GlobeScout RALLY ’nin sunduğu bireysel hizmetler ise FIM kurallarına uygun ralli motosikleti hazırlama, sürücünün ve motosikletin boyutlarına uygun custom ralli kit üretme, pilotlar için kondisyon, sürüş ve navigasyon çalışmalarıdır. Takım olarak katıldığımız rallilerde kendi pilotlarımız haricinde dışarıdan katılan yarışmacılara ise servis ve lojistik hizmeti de sağlayabileceğiz.
Amacımız; Türkiye’de var olan ralli takımı anlayışına farklı bir yaklaşım getirerek , bu spora yeni pilotlar ve yeni teknik donanım kazandırırken, dünya motosiklet endüstrisine Türk bir marka olarak hizmet etmektir.
B.E.: Transanatolia’ya yurtdışından bile hem motosiklet hem de otomobil kategorilerinde yarışçı gelmesine rağmen, özellikle motosiklet sınıfında sayılı Türk yarışçı var. Sence insanların böylesine kapsamlı bir yarışa ilgi gösterip ralli veya raid kategorilerine katılmaları için neler yapılabilir? Bu adaylar yarışa nasıl katılabilirler?
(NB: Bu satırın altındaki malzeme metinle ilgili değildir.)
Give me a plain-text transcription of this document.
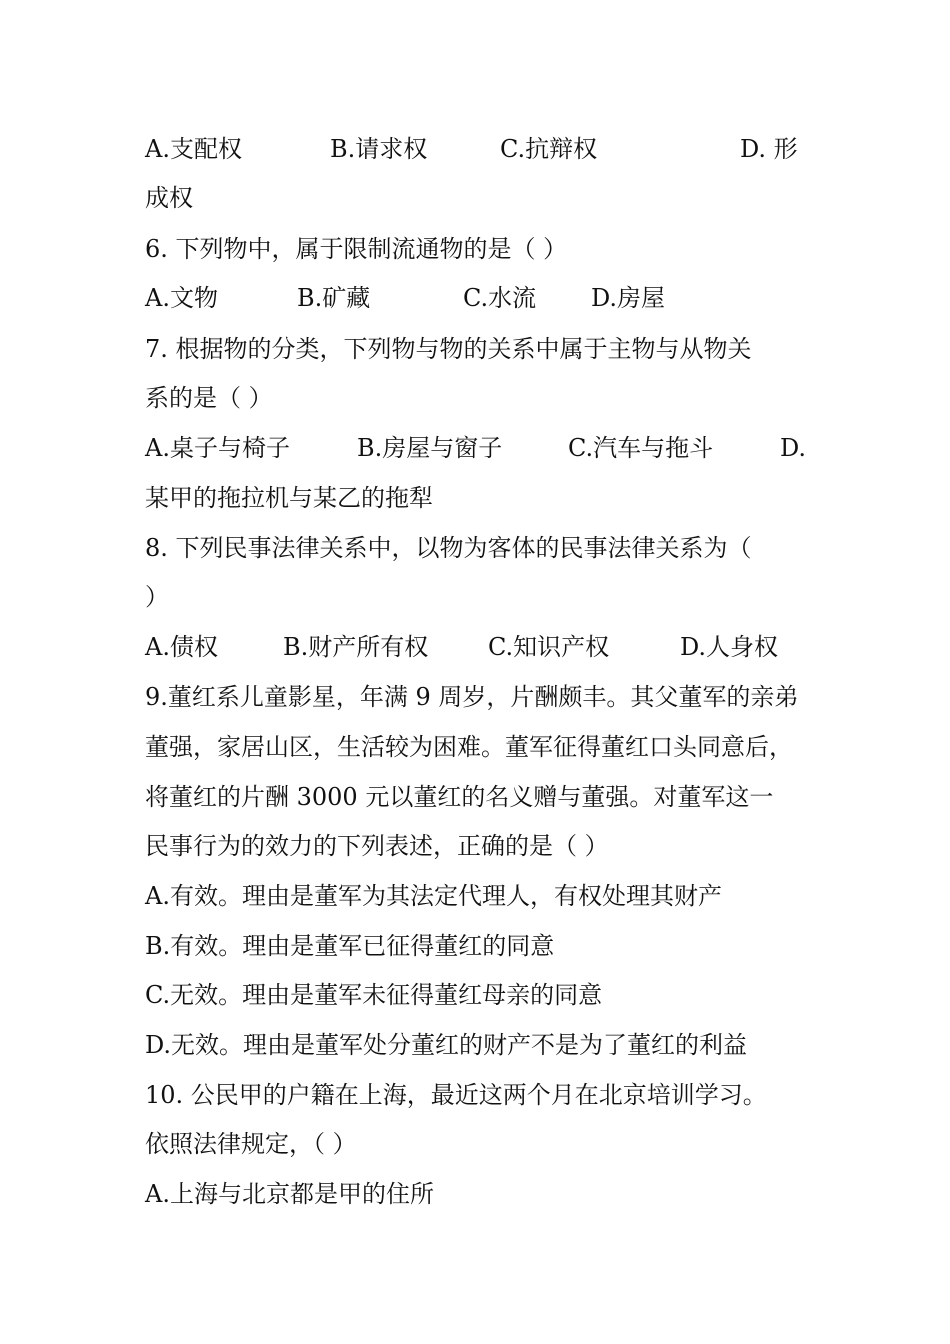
A.支配权	B.请求权	C.抗辩权	D. 形
成权
6. 下列物中，属于限制流通物的是（ ）
A.文物	B.矿藏	C.水流 D.房屋
7. 根据物的分类，下列物与物的关系中属于主物与从物关
系的是（ ）
A.桌子与椅子	B.房屋与窗子	C.汽车与拖斗	D.
某甲的拖拉机与某乙的拖犁
8. 下列民事法律关系中，以物为客体的民事法律关系为（
）
A.债权	B.财产所有权 C.知识产权	D.人身权
9.董红系儿童影星，年满 9 周岁，片酬颇丰。其父董军的亲弟
董强，家居山区，生活较为困难。董军征得董红口头同意后，
将董红的片酬 3000 元以董红的名义赠与董强。对董军这一
民事行为的效力的下列表述，正确的是（ ）
A.有效。理由是董军为其法定代理人，有权处理其财产
B.有效。理由是董军已征得董红的同意
C.无效。理由是董军未征得董红母亲的同意
D.无效。理由是董军处分董红的财产不是为了董红的利益
10. 公民甲的户籍在上海，最近这两个月在北京培训学习。
依照法律规定，（ ）
A.上海与北京都是甲的住所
Bu branş, Türkiye’de tanınmadığı için insanlar tek başlarına bu maceraya atılmayı riskli buluyorlar. Önce bu branşın gereklilikleri ve ralli kültürü insanlara aktarılmalıdır. Tam bu noktada bu sporu yapan insanlara ve basına büyük görev düşüyor.
Ümit Salkım Kimdir?
Lise yıllarında motokros ve enduro branşlarında her katıldığı yarışı bir kupa alarak bitirdi. Fransa’da motosikletsiz geçirdiği 4 seneden sonra, 2005 yılında Enduro 125cc’de Türkiye ikincisi oldu. 2006 450cc’de şampiyon olup 2007 yılında ilk dünya şampiyonası rallisine katıldı. Firavunlar Rallisi’ni 450 Maraton kategorisinde 6. olarak tamamladı. 2009 yılında Tunus Rallisi’nde 5. İken, son gün oluşan mekanik arızadan dolayı bitiremedi. Bir ay sonra Sardunya Rallisi’ni 12. sırada tamamladı. 2009 Firavunlar Rallisi’nde yaşadığı mekanik arızadan dolayı, bireysel olarak yarışmayı bıraktı. 2013’te GlobeScout’un Selim ÖZRUH ve Bora SALKIM’dan oluşan beyin takımına dahil oldu. Transanatolia 2014’te GlobeScout RALLY ile yeniden yarışmaya geri döndü. Genel klasmanda 6. , 450cc’de 4. olarak geçen beş senenin pasını attı. Aynı zamanda BMW Rider Academy’e 2004 yılından bu yana eğitmenlik yapıyor. Enduro programları da dahil, bütün seviye eğitimleri verebilen tek BMW eğitmeni olan Ümit Salkım, dünya üzerinde BMW AG’nin kabul ettiği 82 motosikletli tur rehberinden biridir.